Malamnya aku melewatkan dengan ngopi (ngoreksi pikiran) dengan dua orang teman dari SSO. Kami membicarakan banyak hal yang ngalor-ngidul gak ada arahnya. Lumayan buat menghilangkan kepenatan.
Ngopi selesai sekitar jam dua belas. Saat kembali ke markas SSO, seorang teman sedang asyik melihat film. Sebuah film tentang penjagalan manusia oleh nasib, judulnya ‘Final destiny’. Ternyata temanku itu tidak cukup kuat untuk melihat film sampai akhir. Tidak kuat secara fisik dan mental. Aku lanjut sendirian. Hanya saja filmnya kuganti. Aku juga tidak cukup kuat mental melihat darah berceceran di layar kaca. Film yang kulihat judulnya ajaib. ‘ ghost writter ‘. Khusus film yang sangat menarik ini, aku akan ceritakan nanti.
Hari jumat, 4 Maret 2011. sholat Jum’at, aku bukan orang yang religius. Tapi Cukup religius untuk sepenuhnya percaya kepada tuhan dan curhat kepada-Nya. Mengapa aku masih jomblo? Mengapa masih seperti ini, dan masih banyak orang miskin di Indonesia sementara pemimpinnya ribut masalah pelesiran dari satu pesta ke lain pesta. Kaum yang suka pesta juga banyak, masalahnya sangat jauh lebih banyak yang kebutuhan primer saja tidak terpenuhi. Oke cukup, setumpuk ketidak puasan jangan sampai menghiasi hari jum’at yang indah. Cukup masalah jomblo dan berharap punya cukup uang saja.
Aku mengunjungi seorang teman setelahnya. Ditempat temanku itu lagi-lagi aku melihat film. Kali ini bergenre drama.

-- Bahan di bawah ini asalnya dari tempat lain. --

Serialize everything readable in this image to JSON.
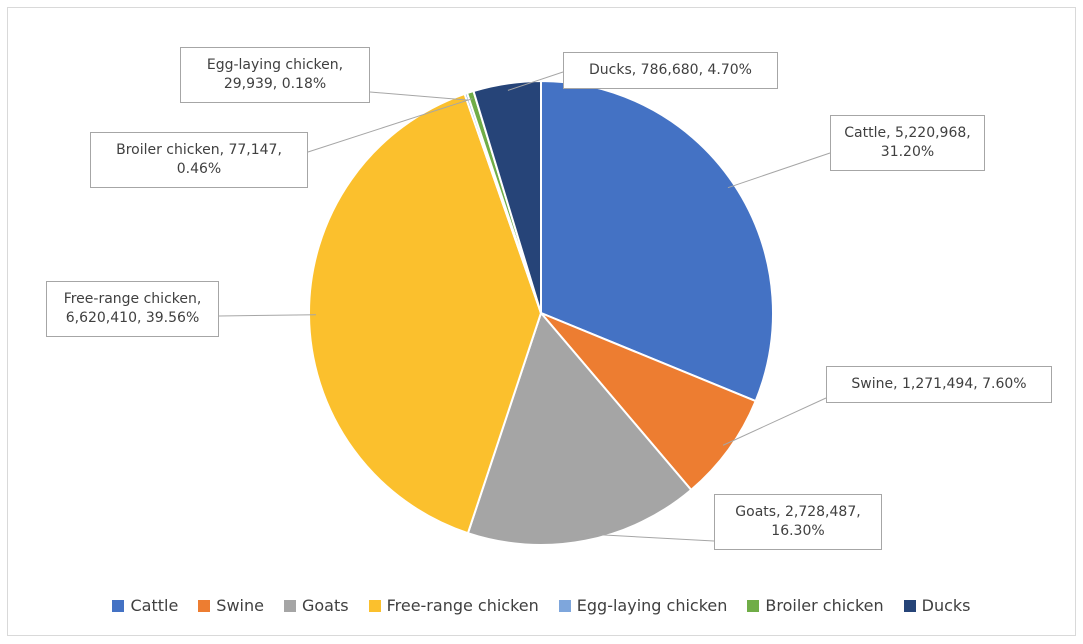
{
  "chart_data": {
    "type": "pie",
    "categories": [
      "Cattle",
      "Swine",
      "Goats",
      "Free-range chicken",
      "Egg-laying chicken",
      "Broiler chicken",
      "Ducks"
    ],
    "values": [
      5220968,
      1271494,
      2728487,
      6620410,
      29939,
      77147,
      786680
    ],
    "value_labels": [
      "Cattle, 5,220,968, 31.20%",
      "Swine, 1,271,494, 7.60%",
      "Goats, 2,728,487, 16.30%",
      "Free-range chicken, 6,620,410, 39.56%",
      "Egg-laying chicken, 29,939, 0.18%",
      "Broiler chicken, 77,147, 0.46%",
      "Ducks, 786,680, 4.70%"
    ],
    "colors": [
      "#4472c4",
      "#ed7d31",
      "#a5a5a5",
      "#fbc02d",
      "#7ea6dc",
      "#70ad47",
      "#264478"
    ],
    "legend": "bottom"
  }
}
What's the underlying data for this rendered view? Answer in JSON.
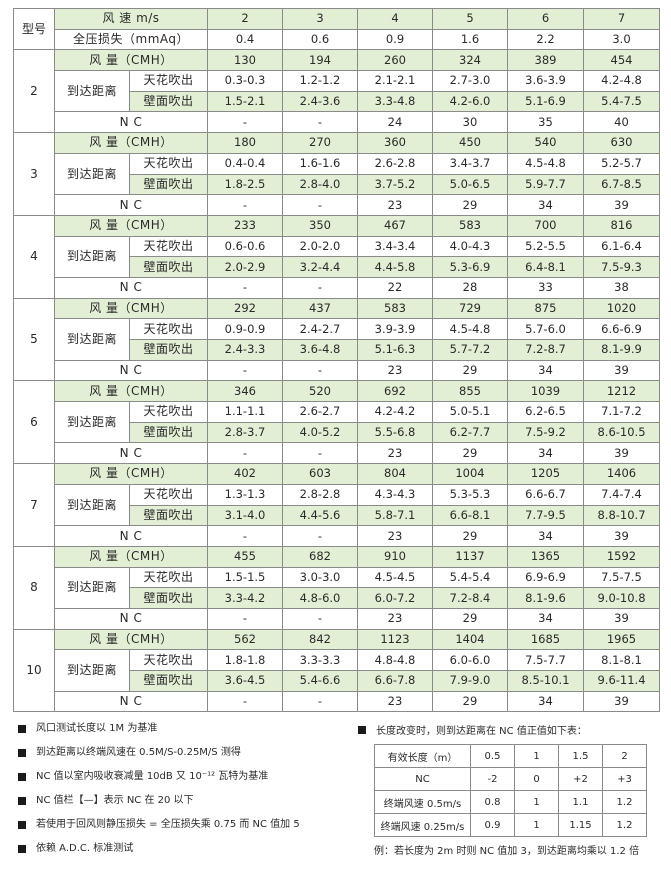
{
  "header": {
    "model_label": "型号",
    "speed_label": "风 速 m/s",
    "pressure_label": "全压损失（mmAq）",
    "speeds": [
      "2",
      "3",
      "4",
      "5",
      "6",
      "7"
    ],
    "pressures": [
      "0.4",
      "0.6",
      "0.9",
      "1.6",
      "2.2",
      "3.0"
    ]
  },
  "row_labels": {
    "airflow": "风 量（CMH）",
    "reach": "到达距离",
    "ceiling": "天花吹出",
    "wall": "壁面吹出",
    "nc": "N C"
  },
  "models": [
    {
      "model": "2",
      "airflow": [
        "130",
        "194",
        "260",
        "324",
        "389",
        "454"
      ],
      "ceiling": [
        "0.3-0.3",
        "1.2-1.2",
        "2.1-2.1",
        "2.7-3.0",
        "3.6-3.9",
        "4.2-4.8"
      ],
      "wall": [
        "1.5-2.1",
        "2.4-3.6",
        "3.3-4.8",
        "4.2-6.0",
        "5.1-6.9",
        "5.4-7.5"
      ],
      "nc": [
        "-",
        "-",
        "24",
        "30",
        "35",
        "40"
      ]
    },
    {
      "model": "3",
      "airflow": [
        "180",
        "270",
        "360",
        "450",
        "540",
        "630"
      ],
      "ceiling": [
        "0.4-0.4",
        "1.6-1.6",
        "2.6-2.8",
        "3.4-3.7",
        "4.5-4.8",
        "5.2-5.7"
      ],
      "wall": [
        "1.8-2.5",
        "2.8-4.0",
        "3.7-5.2",
        "5.0-6.5",
        "5.9-7.7",
        "6.7-8.5"
      ],
      "nc": [
        "-",
        "-",
        "23",
        "29",
        "34",
        "39"
      ]
    },
    {
      "model": "4",
      "airflow": [
        "233",
        "350",
        "467",
        "583",
        "700",
        "816"
      ],
      "ceiling": [
        "0.6-0.6",
        "2.0-2.0",
        "3.4-3.4",
        "4.0-4.3",
        "5.2-5.5",
        "6.1-6.4"
      ],
      "wall": [
        "2.0-2.9",
        "3.2-4.4",
        "4.4-5.8",
        "5.3-6.9",
        "6.4-8.1",
        "7.5-9.3"
      ],
      "nc": [
        "-",
        "-",
        "22",
        "28",
        "33",
        "38"
      ]
    },
    {
      "model": "5",
      "airflow": [
        "292",
        "437",
        "583",
        "729",
        "875",
        "1020"
      ],
      "ceiling": [
        "0.9-0.9",
        "2.4-2.7",
        "3.9-3.9",
        "4.5-4.8",
        "5.7-6.0",
        "6.6-6.9"
      ],
      "wall": [
        "2.4-3.3",
        "3.6-4.8",
        "5.1-6.3",
        "5.7-7.2",
        "7.2-8.7",
        "8.1-9.9"
      ],
      "nc": [
        "-",
        "-",
        "23",
        "29",
        "34",
        "39"
      ]
    },
    {
      "model": "6",
      "airflow": [
        "346",
        "520",
        "692",
        "855",
        "1039",
        "1212"
      ],
      "ceiling": [
        "1.1-1.1",
        "2.6-2.7",
        "4.2-4.2",
        "5.0-5.1",
        "6.2-6.5",
        "7.1-7.2"
      ],
      "wall": [
        "2.8-3.7",
        "4.0-5.2",
        "5.5-6.8",
        "6.2-7.7",
        "7.5-9.2",
        "8.6-10.5"
      ],
      "nc": [
        "-",
        "-",
        "23",
        "29",
        "34",
        "39"
      ]
    },
    {
      "model": "7",
      "airflow": [
        "402",
        "603",
        "804",
        "1004",
        "1205",
        "1406"
      ],
      "ceiling": [
        "1.3-1.3",
        "2.8-2.8",
        "4.3-4.3",
        "5.3-5.3",
        "6.6-6.7",
        "7.4-7.4"
      ],
      "wall": [
        "3.1-4.0",
        "4.4-5.6",
        "5.8-7.1",
        "6.6-8.1",
        "7.7-9.5",
        "8.8-10.7"
      ],
      "nc": [
        "-",
        "-",
        "23",
        "29",
        "34",
        "39"
      ]
    },
    {
      "model": "8",
      "airflow": [
        "455",
        "682",
        "910",
        "1137",
        "1365",
        "1592"
      ],
      "ceiling": [
        "1.5-1.5",
        "3.0-3.0",
        "4.5-4.5",
        "5.4-5.4",
        "6.9-6.9",
        "7.5-7.5"
      ],
      "wall": [
        "3.3-4.2",
        "4.8-6.0",
        "6.0-7.2",
        "7.2-8.4",
        "8.1-9.6",
        "9.0-10.8"
      ],
      "nc": [
        "-",
        "-",
        "23",
        "29",
        "34",
        "39"
      ]
    },
    {
      "model": "10",
      "airflow": [
        "562",
        "842",
        "1123",
        "1404",
        "1685",
        "1965"
      ],
      "ceiling": [
        "1.8-1.8",
        "3.3-3.3",
        "4.8-4.8",
        "6.0-6.0",
        "7.5-7.7",
        "8.1-8.1"
      ],
      "wall": [
        "3.6-4.5",
        "5.4-6.6",
        "6.6-7.8",
        "7.9-9.0",
        "8.5-10.1",
        "9.6-11.4"
      ],
      "nc": [
        "-",
        "-",
        "23",
        "29",
        "34",
        "39"
      ]
    }
  ],
  "notes": [
    "风口测试长度以 1M 为基准",
    "到达距离以终端风速在 0.5M/S-0.25M/S 测得",
    "NC 值以室内吸收衰减量 10dB 又 10⁻¹² 瓦特为基准",
    "NC 值栏【—】表示 NC 在 20 以下",
    "若使用于回风则静压损失 = 全压损失乘 0.75 而 NC 值加 5",
    "依赖 A.D.C. 标准测试"
  ],
  "length_table": {
    "heading": "长度改变时，则到达距离在 NC 值正值如下表：",
    "rows": [
      [
        "有效长度（m）",
        "0.5",
        "1",
        "1.5",
        "2"
      ],
      [
        "NC",
        "-2",
        "0",
        "+2",
        "+3"
      ],
      [
        "终端风速 0.5m/s",
        "0.8",
        "1",
        "1.1",
        "1.2"
      ],
      [
        "终端风速 0.25m/s",
        "0.9",
        "1",
        "1.15",
        "1.2"
      ]
    ],
    "example": "例：若长度为 2m 时则 NC 值加 3，到达距离均乘以 1.2 倍"
  },
  "colors": {
    "header_fill": "#e3efd5",
    "border": "#8a8a8a"
  }
}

Film drama Jepang yang keren judulnya ‘tears,....’ hehe, lupa! Selesai liat film, langsung cabut! Pamitan pulang ke jombang.
Perjalaman pulang semakin berat karena hujan sementara aku tidak membawa jas hujan. Jadilah aku berbasah basah ria.
Sekedar mengisi perut diwarung pinggir jalan. Tanpa disangka-sangka yang punya warung ternyata cantik. Tante-tante yang ramah, berambut lurus dengan wajah oriental. Acara makan-makan selesai, siap melepaskan selembar uang yang hampir satu-satunya. Melihatku si tante bilang, “kok wajahnya kelihatan pucat?!”. Aku Cuma nyengir, ya beginilah kalau berkendara selama tiga jam dengan badan capek, tidur Cuma empat jam lalu berkendara tiga jam lagi dalam keadaan hujan. Nah, masih untung Cuma wajah pucat.
Sampai dirumah pukul tujuh malam. Aku masih tidak tahu, kenapa aku melakukan perjalanan ini. Ajaib bukan. Jangan-jangan hidup kita seperti itu. Tidak tahu alasan untuk apa kita hidup?!.